I started my hobby by fate really; I had a computer given to me by an old customer I worked for as a gardener before my accident. I really was the biggest novice you could imagine. At first I used a voice recognition package but as I had so many visitors coming in and out, it made it very difficult and kept putting in the wrong words. I then started using a mouth stick with a piece of Velcro on the end and another piece of Velcro on the mouse button, so when I move my head the mouse follows me. I’m telling you, it took a lot of patience getting it right. Once I had my  idea in front of me I started tapping away like Woody the Woodpecker for hours on end, day in day out. My old customer arranged for a computer whizz kid to come round and show me the basics on my PC; how to find things and open up  programmes.

As time went on I realised that this is something I could do totally on my own with just the use of my head. I found a software package ‘print artist’, for designing signs, business cards, letter heads, and lots more. I started clicking away trying to put together some ideas for friends and family. I was surprisingly enjoying what I was doing, it was keeping my mind busy and that was helping me at a time when I didn’t know what direction my life was going to take after my spinal cord injury. It was good to get up in the morning again and have a new drive inside me to do something I could do myself.

I wanted to try designing T-shirts, so I saved really, really hard and after many, many months I treated myself to a second-hand T-shirt printing press. Wowee! I was like a pig in ** **** I was happy and keen to get printing and pressing as I had saved so hard for it. I designed a mouse mat while the man from the company was still there showing me how to use it properly. After a few hours we had made and designed mouse mats, coasters, jigsaw puzzles and T-shirts to very high quality. As you can imagine, I had loads of ideas running through my head of what I could do next. Over the next few months I got better and better with the new equipment and building up my reputation as a printer in my town. I also started getting more jobs for printing business cards. I used to get my Dad to sit down for hours on end cutting the  business cards out by hand with a mini guillotine that took two and a half hours to cut out 250 business cards. Poor Pa, if it wasn’t my mum I had pressing T-shirts, it was Dad cutting up cards! I started having PAs around about this time and I used to get my PA to help me by putting paper in my printer and getting equipment ready for me, as well as feeding me, dressing me, dealing with all my toileting needs and any other duties I had in mind for them! A friend of mine had heard of an embroidery machine that might be coming up for grabs at a cheap price, so I saved my money to buy this touch-screen embroidery machine. Ha-ha, if printing business cards and printing T-shirts wasn’t hard enough I wanted to try embroidering clothing as well! I didn’t have a clue what I was doing as I’m not the sharpest tool in the box when it comes to reading the instruction book.
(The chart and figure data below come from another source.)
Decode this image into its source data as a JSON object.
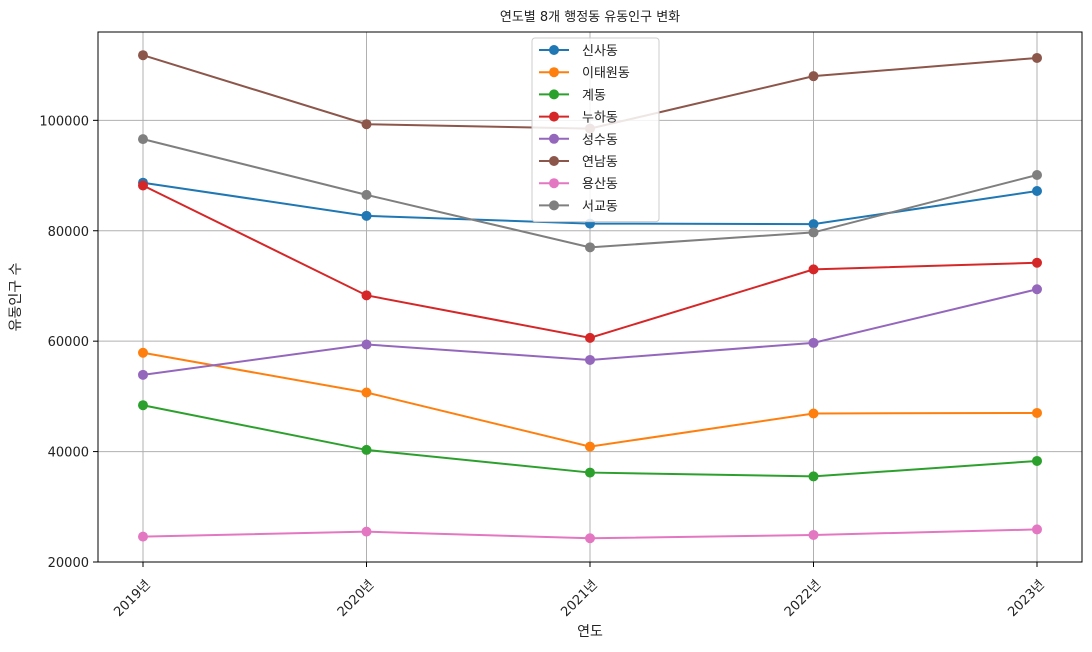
{
  "chart_data": {
    "type": "line",
    "title": "연도별 8개 행정동 유동인구 변화",
    "xlabel": "연도",
    "ylabel": "유동인구 수",
    "categories": [
      "2019년",
      "2020년",
      "2021년",
      "2022년",
      "2023년"
    ],
    "ylim": [
      20000,
      116000
    ],
    "yticks": [
      20000,
      40000,
      60000,
      80000,
      100000
    ],
    "grid": true,
    "legend_position": "top-center",
    "series": [
      {
        "name": "신사동",
        "color": "#1f77b4",
        "values": [
          88700,
          82700,
          81300,
          81200,
          87200
        ]
      },
      {
        "name": "이태원동",
        "color": "#ff7f0e",
        "values": [
          57900,
          50700,
          40900,
          46900,
          47000
        ]
      },
      {
        "name": "계동",
        "color": "#2ca02c",
        "values": [
          48400,
          40300,
          36200,
          35500,
          38300
        ]
      },
      {
        "name": "누하동",
        "color": "#d62728",
        "values": [
          88200,
          68300,
          60600,
          73000,
          74200
        ]
      },
      {
        "name": "성수동",
        "color": "#9467bd",
        "values": [
          53900,
          59400,
          56600,
          59700,
          69400
        ]
      },
      {
        "name": "연남동",
        "color": "#8c564b",
        "values": [
          111800,
          99300,
          98500,
          108000,
          111300
        ]
      },
      {
        "name": "용산동",
        "color": "#e377c2",
        "values": [
          24600,
          25500,
          24300,
          24900,
          25900
        ]
      },
      {
        "name": "서교동",
        "color": "#7f7f7f",
        "values": [
          96600,
          86500,
          77000,
          79700,
          90100
        ]
      }
    ]
  }
}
Luckily my mum knew a little about sewing machines, she sat for hours working it out properly. We started embroidering onto flannels at first – I did some for myself with ‘face’ written on one and ‘bottom’ on the other – just so my PA didn’t mix them up! My PA and I used to spend hours printing and embroidering and getting better and better, I remember watching my mum thread the needle and I decided that I was going to thread the whole machine up, including the needle, using my mouth stick. To get the cotton to stick to end of my mouth stick I made it a little wet so the cotton stuck and I could drag, wiggle and pull the cotton all round the embroidery machine; up and down and around in different directions, by then it had taken about one hour 20 minutes and a lot of patience, I was on the home stretch. I just had the needle to thread. I had to get my mum to cut the cotton again as the end got a bit wispy, but then yippee, I finally got the cotton through the needle in a finishing time of one hour 45 minutes! My mum takes about 10 seconds to do it but I can hold my head up high as I’ve tried it and succeeded.
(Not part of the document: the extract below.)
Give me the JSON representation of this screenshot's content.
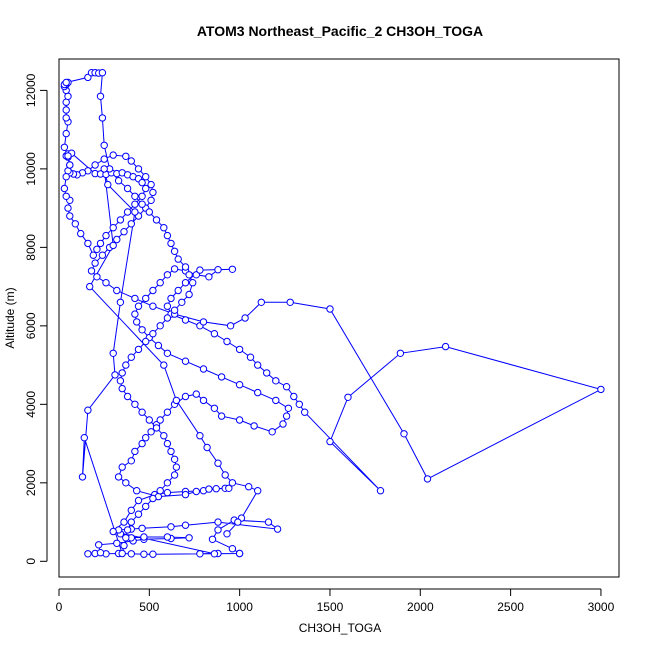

I have now upgraded my laser printer, bought an automatic business card cutter (to please my Dad). Not everything you have to do independently, like ironing! I’m glad I can’t iron and I hope I never get a machine designed so I can do it with my head!

I now live independently in a bungalow with my PAs, my dog Sid and my fish. It’s great, I have a great life and I wouldn’t change a thing. I also have an amazing
girlfriend who I met after my injury. I am producing more and more T-shirts and business cards: my life is crazy, but I couldn’t be happier.